Tim Wellens avoids a compulsive attack by being ahead of everyone

2016 Giro, stage six

Belgian rider, Tim Wellens, is what you might call a compulsive attacker. If there’s any sort of incline with a handful of kilometres to go, he can’t seem to help himself. He usually makes a fight of things, but it’s hard to win with late attacks like his when the peloton’s going full pelt.

On stage six he avoided such temptations through the simple gambit of already being several minutes ahead of everyone. He’s obviously a strong rider to be able to hold off a full speed peloton, so when he got in the break and that break stuck, he always looked to be favourite for the stage win.

So it proved. Wellens hacked away at his fellow escapees until he was last man standing and then pressed on to the finish. Top win, Tim.

The favourites’ race

You’ve got to love cycling coverage. One high profile website’s gone with “Landa admits to ‘not feeling great’” as a headline after today’s stage.

Stop the press!

This earth-shattering admission was unnecessary really. Team Sky’s leader finished in a group of ten that also included Vincenzo Nibali with most overall contenders ahead of them. It was pretty obvious from that alone that neither was at his best.

Nibali being Nibali, not being at his best meant sending a team-mate up the road and then attacking the peloton midway up the final climb in the hope of bridging across to that team-mate and then riding away from everyone.

Good plan. He got as far as attacking, but the bridging part never looked close to happening and the Italian was soon caught by his rivals. The moment they brought him to heel, who should immediately fly off the front but Tom Dumoulin, the overall race leader.

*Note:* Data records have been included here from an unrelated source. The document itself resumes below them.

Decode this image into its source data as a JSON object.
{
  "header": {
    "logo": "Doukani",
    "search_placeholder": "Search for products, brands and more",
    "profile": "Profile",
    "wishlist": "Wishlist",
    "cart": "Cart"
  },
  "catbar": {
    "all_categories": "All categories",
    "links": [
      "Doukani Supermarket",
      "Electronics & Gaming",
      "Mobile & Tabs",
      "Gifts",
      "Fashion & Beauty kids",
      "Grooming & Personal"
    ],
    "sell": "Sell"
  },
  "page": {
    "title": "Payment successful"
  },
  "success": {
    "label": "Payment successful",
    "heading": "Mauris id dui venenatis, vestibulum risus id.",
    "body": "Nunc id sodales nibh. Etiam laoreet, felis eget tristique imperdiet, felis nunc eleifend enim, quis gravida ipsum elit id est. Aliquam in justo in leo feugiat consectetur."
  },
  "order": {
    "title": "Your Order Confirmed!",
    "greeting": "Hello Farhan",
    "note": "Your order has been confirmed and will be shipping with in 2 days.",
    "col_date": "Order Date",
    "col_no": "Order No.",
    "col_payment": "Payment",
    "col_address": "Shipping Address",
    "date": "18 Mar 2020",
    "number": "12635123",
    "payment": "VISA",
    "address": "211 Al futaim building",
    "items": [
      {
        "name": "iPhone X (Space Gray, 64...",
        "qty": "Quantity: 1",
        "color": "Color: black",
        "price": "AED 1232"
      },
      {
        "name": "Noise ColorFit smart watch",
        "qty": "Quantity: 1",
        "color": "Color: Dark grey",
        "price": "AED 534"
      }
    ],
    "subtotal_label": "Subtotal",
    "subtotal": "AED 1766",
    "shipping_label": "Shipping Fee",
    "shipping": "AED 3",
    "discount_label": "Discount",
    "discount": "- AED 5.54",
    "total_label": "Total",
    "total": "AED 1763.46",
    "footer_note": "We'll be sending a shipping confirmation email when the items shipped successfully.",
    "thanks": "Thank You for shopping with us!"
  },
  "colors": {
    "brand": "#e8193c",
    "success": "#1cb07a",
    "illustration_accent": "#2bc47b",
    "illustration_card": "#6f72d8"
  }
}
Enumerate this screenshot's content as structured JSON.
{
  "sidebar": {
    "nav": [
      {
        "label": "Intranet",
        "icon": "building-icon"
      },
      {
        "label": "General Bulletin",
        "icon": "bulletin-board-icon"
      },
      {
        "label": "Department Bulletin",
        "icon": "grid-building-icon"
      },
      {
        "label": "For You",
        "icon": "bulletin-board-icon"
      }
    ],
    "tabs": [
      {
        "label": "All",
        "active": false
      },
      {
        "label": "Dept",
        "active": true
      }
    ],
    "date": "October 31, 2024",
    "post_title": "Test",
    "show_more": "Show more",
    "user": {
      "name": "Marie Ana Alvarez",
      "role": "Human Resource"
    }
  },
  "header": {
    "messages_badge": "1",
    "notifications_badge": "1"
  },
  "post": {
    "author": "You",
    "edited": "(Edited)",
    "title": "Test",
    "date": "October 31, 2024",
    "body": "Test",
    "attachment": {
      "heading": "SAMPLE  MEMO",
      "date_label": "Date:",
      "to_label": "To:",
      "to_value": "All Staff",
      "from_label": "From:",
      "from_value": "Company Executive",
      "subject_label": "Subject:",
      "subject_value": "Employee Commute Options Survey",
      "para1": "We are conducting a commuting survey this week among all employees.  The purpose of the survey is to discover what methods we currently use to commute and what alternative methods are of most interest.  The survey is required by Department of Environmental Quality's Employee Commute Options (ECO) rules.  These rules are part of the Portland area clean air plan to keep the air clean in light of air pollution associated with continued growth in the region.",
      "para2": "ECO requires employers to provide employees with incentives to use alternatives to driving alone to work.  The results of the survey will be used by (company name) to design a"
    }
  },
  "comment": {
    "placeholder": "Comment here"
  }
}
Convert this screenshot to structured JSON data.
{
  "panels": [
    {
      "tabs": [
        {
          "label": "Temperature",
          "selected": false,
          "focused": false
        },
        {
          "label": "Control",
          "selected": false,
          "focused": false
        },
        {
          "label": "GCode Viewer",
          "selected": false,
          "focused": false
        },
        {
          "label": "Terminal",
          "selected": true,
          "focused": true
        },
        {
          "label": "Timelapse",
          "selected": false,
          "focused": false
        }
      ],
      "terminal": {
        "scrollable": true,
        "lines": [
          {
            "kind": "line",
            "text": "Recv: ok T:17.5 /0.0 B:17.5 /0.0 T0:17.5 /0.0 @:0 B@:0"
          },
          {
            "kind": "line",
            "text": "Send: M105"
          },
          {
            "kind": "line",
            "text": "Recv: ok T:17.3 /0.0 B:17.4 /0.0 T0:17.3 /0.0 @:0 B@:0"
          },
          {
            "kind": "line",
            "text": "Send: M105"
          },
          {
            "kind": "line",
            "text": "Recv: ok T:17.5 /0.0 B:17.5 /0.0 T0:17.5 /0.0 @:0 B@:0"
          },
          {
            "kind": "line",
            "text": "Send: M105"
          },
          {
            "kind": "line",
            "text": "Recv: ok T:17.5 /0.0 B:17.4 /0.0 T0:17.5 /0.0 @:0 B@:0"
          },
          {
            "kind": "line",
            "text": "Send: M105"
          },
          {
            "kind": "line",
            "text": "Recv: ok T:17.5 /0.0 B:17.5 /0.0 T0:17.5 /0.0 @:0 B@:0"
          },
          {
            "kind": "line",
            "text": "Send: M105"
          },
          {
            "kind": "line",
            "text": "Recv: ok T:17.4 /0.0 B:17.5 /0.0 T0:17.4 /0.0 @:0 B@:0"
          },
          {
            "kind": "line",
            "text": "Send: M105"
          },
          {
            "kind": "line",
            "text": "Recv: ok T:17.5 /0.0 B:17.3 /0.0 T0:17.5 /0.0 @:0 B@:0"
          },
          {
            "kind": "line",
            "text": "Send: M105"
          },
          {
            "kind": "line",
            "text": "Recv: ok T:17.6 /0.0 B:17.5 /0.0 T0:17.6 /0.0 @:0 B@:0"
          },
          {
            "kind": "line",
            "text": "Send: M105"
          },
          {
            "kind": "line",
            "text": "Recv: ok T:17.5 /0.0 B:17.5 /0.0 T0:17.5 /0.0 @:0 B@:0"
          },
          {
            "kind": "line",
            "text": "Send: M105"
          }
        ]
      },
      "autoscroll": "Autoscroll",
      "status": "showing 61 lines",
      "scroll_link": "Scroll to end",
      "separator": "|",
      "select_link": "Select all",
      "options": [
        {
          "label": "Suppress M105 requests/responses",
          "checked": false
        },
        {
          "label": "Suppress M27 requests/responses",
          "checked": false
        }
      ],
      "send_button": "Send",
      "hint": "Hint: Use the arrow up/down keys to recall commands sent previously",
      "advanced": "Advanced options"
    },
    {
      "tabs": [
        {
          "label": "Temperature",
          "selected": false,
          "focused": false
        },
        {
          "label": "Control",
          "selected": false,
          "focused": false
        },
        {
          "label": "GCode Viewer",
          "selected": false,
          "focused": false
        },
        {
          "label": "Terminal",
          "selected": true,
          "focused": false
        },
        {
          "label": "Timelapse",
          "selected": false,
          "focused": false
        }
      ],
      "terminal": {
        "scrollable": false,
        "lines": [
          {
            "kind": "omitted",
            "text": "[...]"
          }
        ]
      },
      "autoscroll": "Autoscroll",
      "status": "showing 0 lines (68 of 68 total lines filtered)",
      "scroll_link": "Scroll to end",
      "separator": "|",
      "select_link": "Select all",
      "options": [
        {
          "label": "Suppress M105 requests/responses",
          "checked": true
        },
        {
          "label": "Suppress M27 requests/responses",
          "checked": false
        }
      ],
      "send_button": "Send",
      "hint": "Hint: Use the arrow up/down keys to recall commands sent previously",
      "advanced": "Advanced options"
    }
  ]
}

I still think Dumoulin is bullshitting about not riding to win this Giro. Why attack otherwise? Did you want to try and gain the pink jersey for a day or something? YOU WERE ALREADY WEARING IT.

When Dumoulin set off, Domenico Pozzovivo and Ilnur Zakarin were the only two who could follow. They gained time on everyone else while a second wave of attacks behind saw pretty much everyone mentioned in my preview gaining at least a handful of seconds on Nibali and Landa.

Overall standings

It’s probably worth going tabular by this point in the race. I have to stick the standings at the bottom of the page though because the code’s weird and knackers up everything that follows it. Click ‘GC’ for the overall.

Stage seven

Sprint day. It’ll be interesting to see whether Marcel Kittel is getting tired.